Bayes’ Theorem (more general)
Suppose we have a random process and have a defined event \(A\)
Further suppose we can break up the sample space into \(k\) disjoint/mutually exclusive outcomes or events \(B_{1}, B_{2}, \ldots, B_{k}\)
Without loss of generality, suppose we want \(\text{P}(B_{1} | A)\)
Bayes’ Theorem states:
\[\begin{align*} \text{P}(B_{1} | A ) &= \frac{\text{P}(A|B_{1}) \text{P}(B_{1})}{\text{P}(A)}\qquad \qquad\qquad \qquad \text{(Bayes' Rule)} \\ &= \frac{\text{P}(A|B_{1})\text{P}(B_{1})}{\text{P}(A\cap B_{1}) + \text{P}(A \cap B_{2}) + \ldots + \text{P}(A \cap B_{k})} \qquad \qquad \text{(LoTP)} \\ &=\frac{\text{P}(A|B_{1}) \text{P}(B_{1})}{\text{P}(A|B_{1}) \text{P}(B_{1}) + \text{P}(A | B_{2}) \text{P}(B_{2}) + \ldots + \text{P}(A | B_{k} ) \text{P}(B_{k})} \end{align*}\]

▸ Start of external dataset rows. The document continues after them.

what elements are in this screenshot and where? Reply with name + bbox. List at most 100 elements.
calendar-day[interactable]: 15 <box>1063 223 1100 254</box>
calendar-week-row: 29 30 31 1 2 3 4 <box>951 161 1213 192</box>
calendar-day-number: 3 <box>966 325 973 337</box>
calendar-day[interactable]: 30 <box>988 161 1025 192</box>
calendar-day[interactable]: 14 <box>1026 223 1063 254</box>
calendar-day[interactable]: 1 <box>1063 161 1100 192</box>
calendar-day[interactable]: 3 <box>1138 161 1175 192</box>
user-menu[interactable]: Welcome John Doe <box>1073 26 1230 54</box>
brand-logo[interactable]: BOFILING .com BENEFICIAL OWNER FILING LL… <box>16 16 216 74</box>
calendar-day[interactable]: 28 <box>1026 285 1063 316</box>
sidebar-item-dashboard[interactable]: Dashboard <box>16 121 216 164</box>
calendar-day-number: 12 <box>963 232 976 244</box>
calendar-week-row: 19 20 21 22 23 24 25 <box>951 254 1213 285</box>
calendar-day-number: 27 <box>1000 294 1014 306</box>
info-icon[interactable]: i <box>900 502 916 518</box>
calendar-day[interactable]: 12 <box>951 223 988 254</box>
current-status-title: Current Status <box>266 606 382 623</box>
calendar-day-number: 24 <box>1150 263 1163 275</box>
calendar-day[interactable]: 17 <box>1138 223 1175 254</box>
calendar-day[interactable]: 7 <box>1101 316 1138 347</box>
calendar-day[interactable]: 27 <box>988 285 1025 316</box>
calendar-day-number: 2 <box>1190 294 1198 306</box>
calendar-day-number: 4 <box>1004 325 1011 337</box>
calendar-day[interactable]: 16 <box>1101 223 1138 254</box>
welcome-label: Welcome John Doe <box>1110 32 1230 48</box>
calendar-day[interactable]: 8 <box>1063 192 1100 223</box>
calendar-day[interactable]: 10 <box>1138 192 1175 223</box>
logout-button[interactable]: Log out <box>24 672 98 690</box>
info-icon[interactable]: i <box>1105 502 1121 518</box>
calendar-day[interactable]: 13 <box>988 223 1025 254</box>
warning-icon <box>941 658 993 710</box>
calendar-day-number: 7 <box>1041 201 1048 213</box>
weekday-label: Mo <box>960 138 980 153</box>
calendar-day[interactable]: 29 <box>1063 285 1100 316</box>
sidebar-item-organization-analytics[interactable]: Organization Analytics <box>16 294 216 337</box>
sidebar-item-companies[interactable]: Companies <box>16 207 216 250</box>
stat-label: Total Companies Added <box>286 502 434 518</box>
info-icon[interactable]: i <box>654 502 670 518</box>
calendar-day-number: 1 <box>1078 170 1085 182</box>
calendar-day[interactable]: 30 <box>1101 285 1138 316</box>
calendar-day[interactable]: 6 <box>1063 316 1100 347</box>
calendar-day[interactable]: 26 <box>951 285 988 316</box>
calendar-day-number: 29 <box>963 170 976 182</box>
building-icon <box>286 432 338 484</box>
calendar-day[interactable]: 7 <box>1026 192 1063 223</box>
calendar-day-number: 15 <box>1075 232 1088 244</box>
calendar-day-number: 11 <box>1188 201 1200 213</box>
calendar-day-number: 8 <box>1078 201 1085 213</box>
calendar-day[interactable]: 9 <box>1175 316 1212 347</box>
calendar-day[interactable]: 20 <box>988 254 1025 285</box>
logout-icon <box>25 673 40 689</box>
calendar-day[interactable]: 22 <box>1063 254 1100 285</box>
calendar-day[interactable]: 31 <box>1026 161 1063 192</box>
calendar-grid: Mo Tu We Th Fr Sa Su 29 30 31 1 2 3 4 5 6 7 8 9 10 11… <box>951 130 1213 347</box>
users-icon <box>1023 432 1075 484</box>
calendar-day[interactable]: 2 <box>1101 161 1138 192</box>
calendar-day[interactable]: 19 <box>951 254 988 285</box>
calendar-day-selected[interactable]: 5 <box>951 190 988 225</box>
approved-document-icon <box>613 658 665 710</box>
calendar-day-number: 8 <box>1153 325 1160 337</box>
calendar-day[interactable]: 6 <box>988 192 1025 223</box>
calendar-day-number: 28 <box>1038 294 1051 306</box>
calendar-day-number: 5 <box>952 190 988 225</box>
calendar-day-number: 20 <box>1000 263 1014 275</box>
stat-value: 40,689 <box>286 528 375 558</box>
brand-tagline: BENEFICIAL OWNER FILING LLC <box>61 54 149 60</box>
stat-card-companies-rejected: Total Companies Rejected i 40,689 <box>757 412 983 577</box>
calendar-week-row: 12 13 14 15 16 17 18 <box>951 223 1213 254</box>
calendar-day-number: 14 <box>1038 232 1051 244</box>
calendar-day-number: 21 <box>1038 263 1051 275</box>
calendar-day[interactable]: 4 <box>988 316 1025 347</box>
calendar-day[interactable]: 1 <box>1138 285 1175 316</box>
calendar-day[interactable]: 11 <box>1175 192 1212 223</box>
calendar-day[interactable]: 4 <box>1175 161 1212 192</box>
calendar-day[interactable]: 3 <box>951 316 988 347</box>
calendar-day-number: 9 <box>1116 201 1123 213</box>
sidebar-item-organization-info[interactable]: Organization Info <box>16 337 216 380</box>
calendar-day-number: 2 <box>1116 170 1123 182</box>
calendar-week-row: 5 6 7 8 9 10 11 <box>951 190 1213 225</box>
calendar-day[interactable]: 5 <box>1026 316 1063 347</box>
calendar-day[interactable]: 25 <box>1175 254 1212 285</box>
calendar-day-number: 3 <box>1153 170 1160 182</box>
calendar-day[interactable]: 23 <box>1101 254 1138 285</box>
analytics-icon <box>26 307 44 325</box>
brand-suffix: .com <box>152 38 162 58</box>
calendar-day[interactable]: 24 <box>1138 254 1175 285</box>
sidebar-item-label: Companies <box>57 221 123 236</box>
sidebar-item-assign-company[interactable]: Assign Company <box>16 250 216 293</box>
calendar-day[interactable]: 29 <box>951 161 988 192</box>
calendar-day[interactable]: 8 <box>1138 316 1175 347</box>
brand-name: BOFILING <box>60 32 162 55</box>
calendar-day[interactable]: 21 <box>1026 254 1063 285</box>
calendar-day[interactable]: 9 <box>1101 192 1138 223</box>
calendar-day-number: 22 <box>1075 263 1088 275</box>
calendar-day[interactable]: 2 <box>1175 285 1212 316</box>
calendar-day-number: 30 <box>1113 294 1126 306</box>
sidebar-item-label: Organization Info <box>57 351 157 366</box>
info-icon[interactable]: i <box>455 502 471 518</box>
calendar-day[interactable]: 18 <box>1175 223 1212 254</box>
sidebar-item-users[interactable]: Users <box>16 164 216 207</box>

- Let’s see how the tree diagram compares to the formula!
Example
In Canada, about 0.35% of women over 40 will develop breast cancer in any given year. A common screening test for cancer is the mammogram, but this test is not perfect.
In about 11% of patients with breast cancer, the test gives a false negative: it indicates a woman does not have breast cancer when she does have breast cancer.
In about 7% of patients who do not have breast cancer, the test gives a false positive: it indicates these patients have breast cancer when they actually do not.
If we tested a random Canadian woman over 40 for breast cancer using a mammogram and the test came back positive, what is the probability that the patient actually has breast cancer?